Despite objections from government scientists and prominent businessmen, Japan is planning to move ahead with the postponed 2020 Summer Games in Tokyo next month. In an interview with the Japanese press, the president of the 2020 Games, Seiko Hashimoto, declared that the games would move ahead as planned, with the Japanese government taking certain precautions to prevent an outbreak of mutant COVID.
"We cannot postpone again," Hashimoto told the Nikkan Sports newspaper via Reuters.
Hashimoto, who competed in seven summer and winter Olympics as a cyclist and skater, also told the BBC that while Japanese were understandably worried, they should be reassured that a “bubble situation” was being carefully constructed.

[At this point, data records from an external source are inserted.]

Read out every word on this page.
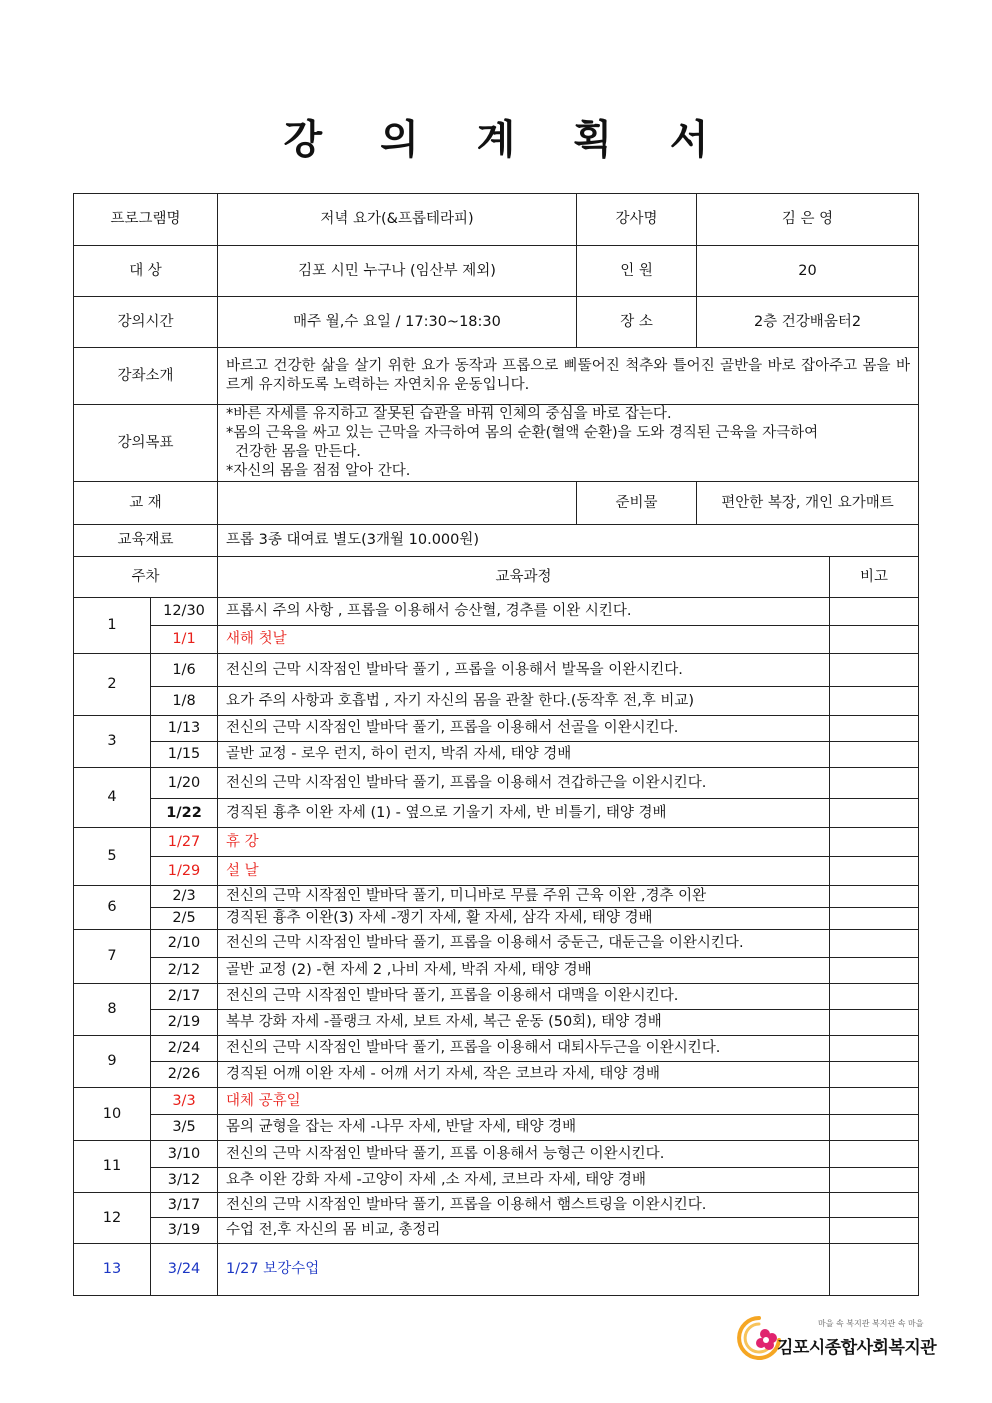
강 의 계 획 서
프로그램명		저녁 요가(&프롭테라피)	강사명	김 은 영	
대 상		김포 시민 누구나 (임산부 제외)	인 원	20	
강의시간		매주 월,수 요일 / 17:30~18:30	장 소	2층 건강배움터2	
강좌소개		바르고 건강한 삶을 살기 위한 요가 동작과 프롭으로 삐뚤어진 척추와 틀어진 골반을 바로 잡아주고 몸을 바르게 유지하도록 노력하는 자연치유 운동입니다.			
강의목표		*바른 자세를 유지하고 잘못된 습관을 바꿔 인체의 중심을 바로 잡는다.
*몸의 근육을 싸고 있는 근막을 자극하여 몸의 순환(혈액 순환)을 도와 경직된 근육을 자극하여
건강한 몸을 만든다.
*자신의 몸을 점점 알아 간다.			

교 재			준비물	편안한 복장, 개인 요가매트	
교육재료		프롭 3종 대여료 별도(3개월 10.000원)			
주차		교육과정			비고
1	12/30	프롭시 주의 사항 , 프롭을 이용해서 승산혈, 경추를 이완 시킨다.			
	1/1	새해 첫날			
2	1/6	전신의 근막 시작점인 발바닥 풀기 , 프롭을 이용해서 발목을 이완시킨다.			
	1/8	요가 주의 사항과 호흡법 , 자기 자신의 몸을 관찰 한다.(동작후 전,후 비교)			
3	1/13	전신의 근막 시작점인 발바닥 풀기, 프롭을 이용해서 선골을 이완시킨다.			
	1/15	골반 교정 - 로우 런지, 하이 런지, 박쥐 자세, 태양 경배			
4	1/20	전신의 근막 시작점인 발바닥 풀기, 프롭을 이용해서 견갑하근을 이완시킨다.			
	1/22	경직된 흉추 이완 자세 (1) - 옆으로 기울기 자세, 반 비틀기, 태양 경배			
5	1/27	휴 강			
	1/29	설 날			
6	2/3	전신의 근막 시작점인 발바닥 풀기, 미니바로 무릎 주위 근육 이완 ,경추 이완			
	2/5	경직된 흉추 이완(3) 자세 -쟁기 자세, 활 자세, 삼각 자세, 태양 경배			
7	2/10	전신의 근막 시작점인 발바닥 풀기, 프롭을 이용해서 중둔근, 대둔근을 이완시킨다.			
	2/12	골반 교정 (2) -현 자세 2 ,나비 자세, 박쥐 자세, 태양 경배			
8	2/17	전신의 근막 시작점인 발바닥 풀기, 프롭을 이용해서 대맥을 이완시킨다.			
	2/19	복부 강화 자세 -플랭크 자세, 보트 자세, 복근 운동 (50회), 태양 경배			
9	2/24	전신의 근막 시작점인 발바닥 풀기, 프롭을 이용해서 대퇴사두근을 이완시킨다.			
	2/26	경직된 어깨 이완 자세 - 어깨 서기 자세, 작은 코브라 자세, 태양 경배			
10	3/3	대체 공휴일			
	3/5	몸의 균형을 잡는 자세 -나무 자세, 반달 자세, 태양 경배			
11	3/10	전신의 근막 시작점인 발바닥 풀기, 프롭 이용해서 능형근 이완시킨다.			
	3/12	요추 이완 강화 자세 -고양이 자세 ,소 자세, 코브라 자세, 태양 경배			
12	3/17	전신의 근막 시작점인 발바닥 풀기, 프롭을 이용해서 햄스트링을 이완시킨다.			
	3/19	수업 전,후 자신의 몸 비교, 총정리			
13	3/24	1/27 보강수업			
마을 속 복지관 복지관 속 마을
김포시종합사회복지관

"I believe that the possibility of these Games going on is 100% that we will do this," she added. "One thing the organising committee commits and promises to all the athletes out there is that we will defend and protect their health."
Prime Minister Yoshihide Suga is betting it all on pulling off the Games as he plans a critical snap election after the Games are over.
Meanwhile, Shigeru Omi, the head of a panel of government experts that has been advising Prime Minister Yoshihide Suga, issued his strongest warning yet about the potential risks of holding the games.
"It’s not normal to have the Olympics in a situation like this," Omi told a parliamentary committee on Wednesday, adding that organizers of the Games should have an explanation for a skeptical public.
Public opinion polls show most Japanese people do not want Tokyo 2020 to be held this year. Medical journals have questioned the wisdom of allowing 90K athletes, media, sponsors, officials and support staff to enter the country in July. Health officials worry this infusion of foreigners will place additional strain on Japan's health-care system at a particularly vulnerable time.
10K of the 80K volunteers who initially signed up to help with the Games have quit, according to Japanese Broadcaster NHK. But organizers say they won't need as many volunteers as they once suspected
Japan's vaccine rollout has picked up over the last week, but it's still way behind the US and Europe in terms of percentage of adults who have received at least one dose.
Already postponed from last year at the cost of $3.5 billion, a stripped-down Olympics with no foreign spectators allowed is slated to begin July 23.
Most of the capital city's city council, the Tokyo Metropolitan Assembly, are in agreement that the Games should be cancelled.
But just last week, the Japanese government approved extending a state of emergency in Tokyo and eight other prefectures that's slated to end roughly one month before the Games begin.